1859-1899, la reconstruction du lycée de Rennes

1803-1859 : menaces sur le vieil établissement

Mise à jour : décembre 2020

Qu'il soit nommé "Lycée" en 1803, "Collège royal" de 1814 à 1848, puis de nouveau — et cette fois-ci définitivement — Lycée, l'établissement fonctionne toujours en 1859 dans les bâtiments du collège hérité de l'ancien régime.

Certains de ces bâtiments datent du XVIè voire du XVè siècle, les autres remontent au XVIIè siècle. Les menaces qui pèsent en 1859, sur le vieil établissement sont la vétusté, le resserrement des espaces, l'aménagement urbain et les projets ferroviaires.

 

Vétusté
Dès 1803, à l'ouverture du lycée, on évoquait l'état de délabrement de l'établissement fruit de l'effet conjugué d'un manque d'entretien chronique et des dégradations commises par des troupes qui y avaient été casernées pendant l'épisode révolutionnaire. Les années qui suivirent ne furent guère propices à l'engagement de travaux de fond.
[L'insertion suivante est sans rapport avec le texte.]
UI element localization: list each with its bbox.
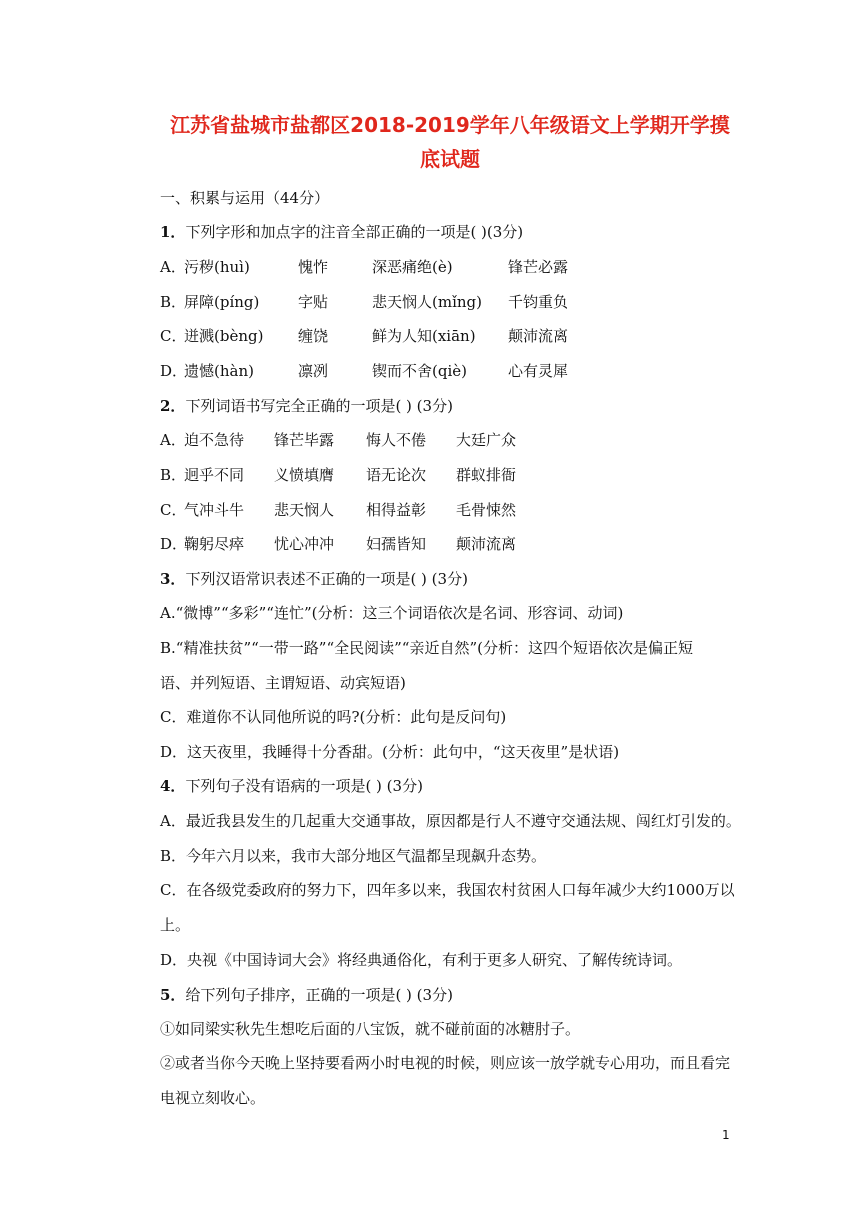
- document-title-line1: 江苏省盐城市盐都区2018-2019学年八年级语文上学期开学摸: [170, 113, 730, 137]
- q2-option-a: A．迫不急待 锋芒毕露 悔人不倦 大廷广众: [160, 431, 517, 449]
- question-stem: 下列句子没有语病的一项是( ) (3分): [185, 777, 423, 795]
- q4-option-a: A．最近我县发生的几起重大交通事故，原因都是行人不遵守交通法规、闯红灯引发的。: [160, 812, 741, 830]
- question-number: 4．: [160, 777, 186, 795]
- question-2: [160, 396, 453, 416]
- q3-option-d: D．这天夜里，我睡得十分香甜。(分析：此句中，“这天夜里”是状语): [160, 743, 620, 761]
- q2-option-d: D．鞠躬尽瘁 忧心冲冲 妇孺皆知 颠沛流离: [160, 535, 517, 553]
- question-number: 5．: [160, 986, 186, 1004]
- section-heading: 一、积累与运用（44分）: [160, 189, 330, 207]
- q3-option-c: C．难道你不认同他所说的吗?(分析：此句是反问句): [160, 708, 507, 726]
- question-stem: 下列汉语常识表述不正确的一项是( ) (3分): [185, 570, 468, 588]
- question-stem: 给下列句子排序，正确的一项是( ) (3分): [185, 986, 453, 1004]
- q4-option-d: D．央视《中国诗词大会》将经典通俗化，有利于更多人研究、了解传统诗词。: [160, 951, 683, 969]
- q2-option-c: C．气冲斗牛 悲天悯人 相得益彰 毛骨悚然: [160, 501, 517, 519]
- q1-option-b: B．屏障(píng) 字贴 悲天悯人(mǐng) 千钧重负: [160, 293, 569, 311]
- question-5: [160, 985, 453, 1005]
- q3-option-b-cont: 语、并列短语、主谓短语、动宾短语): [160, 674, 406, 692]
- question-number: 3．: [160, 570, 186, 588]
- document-title-line2: 底试题: [420, 147, 480, 171]
- q4-option-b: B．今年六月以来，我市大部分地区气温都呈现飙升态势。: [160, 847, 547, 865]
- q4-option-c: C．在各级党委政府的努力下，四年多以来，我国农村贫困人口每年减少大约1000万以: [160, 881, 735, 899]
- question-3: [160, 569, 468, 589]
- q3-option-b: B.“精准扶贫”“一带一路”“全民阅读”“亲近自然”(分析：这四个短语依次是偏正短: [160, 639, 693, 657]
- question-stem: 下列词语书写完全正确的一项是( ) (3分): [185, 397, 453, 415]
- question-number: 2．: [160, 397, 186, 415]
- q2-option-b: B．迥乎不同 义愤填膺 语无论次 群蚁排衙: [160, 466, 517, 484]
- q5-sentence-1: ①如同梁实秋先生想吃后面的八宝饭，就不碰前面的冰糖肘子。: [160, 1020, 581, 1038]
- q1-option-c: C．迸溅(bèng) 缠饶 鲜为人知(xiān) 颠沛流离: [160, 327, 569, 345]
- question-stem: 下列字形和加点字的注音全部正确的一项是( )(3分): [185, 223, 524, 241]
- q3-option-a: A.“微博”“多彩”“连忙”(分析：这三个词语依次是名词、形容词、动词): [160, 604, 624, 622]
- q5-sentence-2: ②或者当你今天晚上坚持要看两小时电视的时候，则应该一放学就专心用功，而且看完: [160, 1054, 731, 1072]
- q5-sentence-2-cont: 电视立刻收心。: [160, 1089, 266, 1107]
- question-4: [160, 776, 423, 796]
- question-number: 1．: [160, 223, 186, 241]
- page-number: 1: [722, 1128, 730, 1142]
- q1-option-a: A．污秽(huì) 愧怍 深恶痛绝(è) 锋芒必露: [160, 258, 569, 276]
- q4-option-c-cont: 上。: [160, 916, 191, 934]
- q1-option-d: D．遗憾(hàn) 凛冽 锲而不舍(qiè) 心有灵犀: [160, 362, 569, 380]
- question-1: [160, 222, 523, 242]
Tout au plus trouve-t-on trace en 1823 de la construction d'un nouveau portail donnant accès à la basse-cour, et, en 1842, de l'aménagement de deux dortoirs au-dessus de l'aile des cuisines et du réaménagement - dans une optique hygiéniste - des locaux de l'infirmerie.

Resserrement de l'espace bâti disponible
Par rapport au collège d'ancien régime, l'établissement, qui avait cédé son église à la paroisse de Toussaints avait dû — pour célébrer le culte (on est avant la Séparation de 1905) — revenir à l'antique chapelle Saint-Thomas. Il n'avait pas pu récupérer l'espace de l'ancienne "chapelle des Messieurs" qui après avoir servi à l'Ecole du Droit avait été dévolue au Musée municipal pour abriter ses collections. Ce n'est qu'après le récent déménagement de ce dernier dans le Palais Universitaire voisin, qu'on avait pu y installer un gymnase.

Conséquences des aménagements urbains et des projets ferroviaires.
Au nord, l'immense espace des jardins qui s'étendait jusqu'aux berges de la Vilaine, qu'on avait partiellement aménagé en "cour des jeux" pour les internes en 1803, venait d'être amputé à l'occasion du comblement du grand méandre de la rivière qui avait préludé à la construction des quais (1841-43).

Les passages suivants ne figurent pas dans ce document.